Non sono tempi ‘fabulosi’, questi? E, fatta la tara del desiderio, umanamente comprensibile, di ritornare a una qualche forma di “normalità”, non contengono forse le fotografie di un’Italia – 129 morti e 352 feriti dopo – che rivendica le sue radici e la sua identità? Ma quali? E soprattutto: a che ora è la fine del mondo?

(Tesjak: in hoc tempore)

«Apriamo le porte all’islam. Questo è il momento migliore, anzi è l’unica cosa intelligente e persino furba che possiamo fare.
Sono uscito dal teatro nel quale ho fatto uno spettacolo e in un bar, dove ho preso un caffè per arrivare sveglio a casa, ho appreso della strage in corso in Francia. Nel mio quotidiano si è infilata questa coltellata. Così è successo a me e penso che sia accaduto anche a tanti altri. Ma al telegiornale di notte ho sentito anche Matteo Salvini e l’ho risentito rimbalzare per tutto il giorno successivo in televisione e in rete.
“Chi mi parla dell’islam moderato lo prendo a calci in culo”, scrive, e “non è più il momento dell’ipocrisia, delle sfilate e dei minuti di silenzio, questa è una guerra, serve un intervento militare internazionale subito in Siria e in Libia”.
L’ha detto il migliore degli urlatori che conosce il tono più appropriato per rimbombare nelle pance degli italiani e farle risuonare più del cervello. Ma tanti altri hanno ripetuto lo stesso concetto.
E invece no.
Le bombe non serviranno a nulla. Inaspriranno la violenza, moltiplicheranno gli assassini…»

(Ascanio Celestini)

«L’ateismo è morto, la laicità è morta… […] Mi pare difficile negare, oggi, un potente ritorno del religioso. […] Una corrente di idee nata con la religione protestante, che ha conosciuto il suo apogeo nel secolo dell’Illuminismo, e che ha prodotto la rivoluzione francese, sta morendo. Tutto questo sarà una parentesi nella storia umana.»
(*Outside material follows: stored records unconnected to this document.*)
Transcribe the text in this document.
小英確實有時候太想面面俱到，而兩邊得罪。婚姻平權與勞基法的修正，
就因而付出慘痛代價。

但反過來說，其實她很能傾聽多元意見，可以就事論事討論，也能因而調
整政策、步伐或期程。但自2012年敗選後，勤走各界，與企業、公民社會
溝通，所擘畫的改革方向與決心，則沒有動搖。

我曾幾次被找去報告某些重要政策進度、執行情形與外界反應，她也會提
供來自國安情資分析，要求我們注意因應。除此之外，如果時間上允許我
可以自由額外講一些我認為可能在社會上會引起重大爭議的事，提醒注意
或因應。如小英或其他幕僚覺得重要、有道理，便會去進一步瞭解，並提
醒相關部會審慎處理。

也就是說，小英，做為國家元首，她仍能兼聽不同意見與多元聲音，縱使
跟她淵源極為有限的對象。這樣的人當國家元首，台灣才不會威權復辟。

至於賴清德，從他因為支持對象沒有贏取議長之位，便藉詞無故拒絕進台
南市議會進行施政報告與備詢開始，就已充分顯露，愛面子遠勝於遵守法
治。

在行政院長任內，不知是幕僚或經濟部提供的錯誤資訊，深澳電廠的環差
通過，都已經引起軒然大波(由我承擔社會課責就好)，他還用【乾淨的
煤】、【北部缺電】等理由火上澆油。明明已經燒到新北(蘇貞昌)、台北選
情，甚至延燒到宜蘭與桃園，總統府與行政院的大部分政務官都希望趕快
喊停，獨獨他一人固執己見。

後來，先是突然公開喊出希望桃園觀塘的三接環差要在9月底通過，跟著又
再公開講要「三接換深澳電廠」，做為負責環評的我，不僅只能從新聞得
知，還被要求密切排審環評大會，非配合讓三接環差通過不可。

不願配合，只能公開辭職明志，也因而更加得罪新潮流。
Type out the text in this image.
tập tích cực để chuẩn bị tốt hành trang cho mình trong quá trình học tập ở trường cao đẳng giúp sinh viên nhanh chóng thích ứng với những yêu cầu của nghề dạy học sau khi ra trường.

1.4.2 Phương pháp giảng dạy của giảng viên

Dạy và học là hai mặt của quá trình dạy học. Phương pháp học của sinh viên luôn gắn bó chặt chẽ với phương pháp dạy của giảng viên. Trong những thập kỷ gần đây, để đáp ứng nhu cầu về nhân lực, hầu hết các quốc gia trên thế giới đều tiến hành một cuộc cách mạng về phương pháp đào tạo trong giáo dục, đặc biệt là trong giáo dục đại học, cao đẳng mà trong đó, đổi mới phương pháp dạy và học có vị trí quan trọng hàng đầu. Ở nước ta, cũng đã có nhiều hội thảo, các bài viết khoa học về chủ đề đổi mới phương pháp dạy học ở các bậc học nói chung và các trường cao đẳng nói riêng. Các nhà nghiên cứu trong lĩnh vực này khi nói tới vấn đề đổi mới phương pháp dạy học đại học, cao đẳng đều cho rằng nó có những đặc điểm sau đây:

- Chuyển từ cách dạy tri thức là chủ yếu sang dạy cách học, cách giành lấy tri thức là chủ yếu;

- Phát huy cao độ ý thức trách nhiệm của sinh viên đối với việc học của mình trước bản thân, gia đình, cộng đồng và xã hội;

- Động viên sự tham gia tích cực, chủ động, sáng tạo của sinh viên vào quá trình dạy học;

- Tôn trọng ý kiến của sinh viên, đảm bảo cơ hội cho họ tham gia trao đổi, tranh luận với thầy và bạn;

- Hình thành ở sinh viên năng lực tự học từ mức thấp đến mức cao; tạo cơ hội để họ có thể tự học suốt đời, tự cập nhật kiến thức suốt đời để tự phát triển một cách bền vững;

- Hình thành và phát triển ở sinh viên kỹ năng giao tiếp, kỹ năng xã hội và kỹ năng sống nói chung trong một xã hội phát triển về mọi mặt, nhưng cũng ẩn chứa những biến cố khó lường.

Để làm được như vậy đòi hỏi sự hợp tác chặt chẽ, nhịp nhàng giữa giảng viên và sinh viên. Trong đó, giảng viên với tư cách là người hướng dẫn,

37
(Michel Houellebecq, autore di “Le particelle elementari” e
“Sottomissione”, cit. intervista a “Nouvel Observateur” da “Huffington Post”)

 

«Quello che ci serve è una parola nuova per comprendere l’europeizzazione. L’Europa non è uno Stato, non è un’unità territoriale, una nazione o una condizione definitiva. Per questo serve una parola nuova: per definire una geometria variabile, interessi nazionali variabili, relazioni interne ed esterne variabili, confini variabili, una democrazia variabile, una concetto di stato variabile e un’identità variabile.»

(Ulrich Beck, sociologo, sull’Europa e sulla sua identità)

 

«Vorrei invitare tutti a non cascare nella bufala dei messaggi su Whatsapp. Il terrorismo è una minaccia molto seria ma l’isteria non domini le nostre vite.»

(Matteo Renzi)

 

«…Quel che è certo è che sono cambiate le modalità della guerra. C’è una guerra in corso e noi ci siamo dentro fino al collo, come quando io ero piccolo e vivevo le mie giornate sotto i bombardamenti che potevano arrivare da un momento all’altro a mia insaputa. Con questo tipo di terrorismo, la situazione è esattamente quella che abbiamo vissuto durante la guerra.
[…] C’è da chiedersi se ai fanatici che oggi metterebbero una bomba nelle navate della cattedrale di Notre Dame a Parigi sia stata data la possibilità di guardare veramente Notre Dame, di capire cosa rappresentava, o se invece siano stati costretti semplicemente a passargli davanti e a vederla come simbolo di una società che li confinava nelle bidonville…»

(Umberto Eco)

 

«Quello che sta accadendo a Parigi è un attacco non solo al popolo francese ma a tutta l’umanità e ai valori che condividiamo. I valori di libertè, egalitè e fraternitè non sono solo condivisi dal popolo francese, ma anche da noi.
Quelli che pensano di poter terrorizzare i francesi o i valori che condividono, sbagliano. Un attacco ignobile contro civili innocenti: faremo di tutto per portare questi terroristi davanti alla giustizia.»

(Barack Obama)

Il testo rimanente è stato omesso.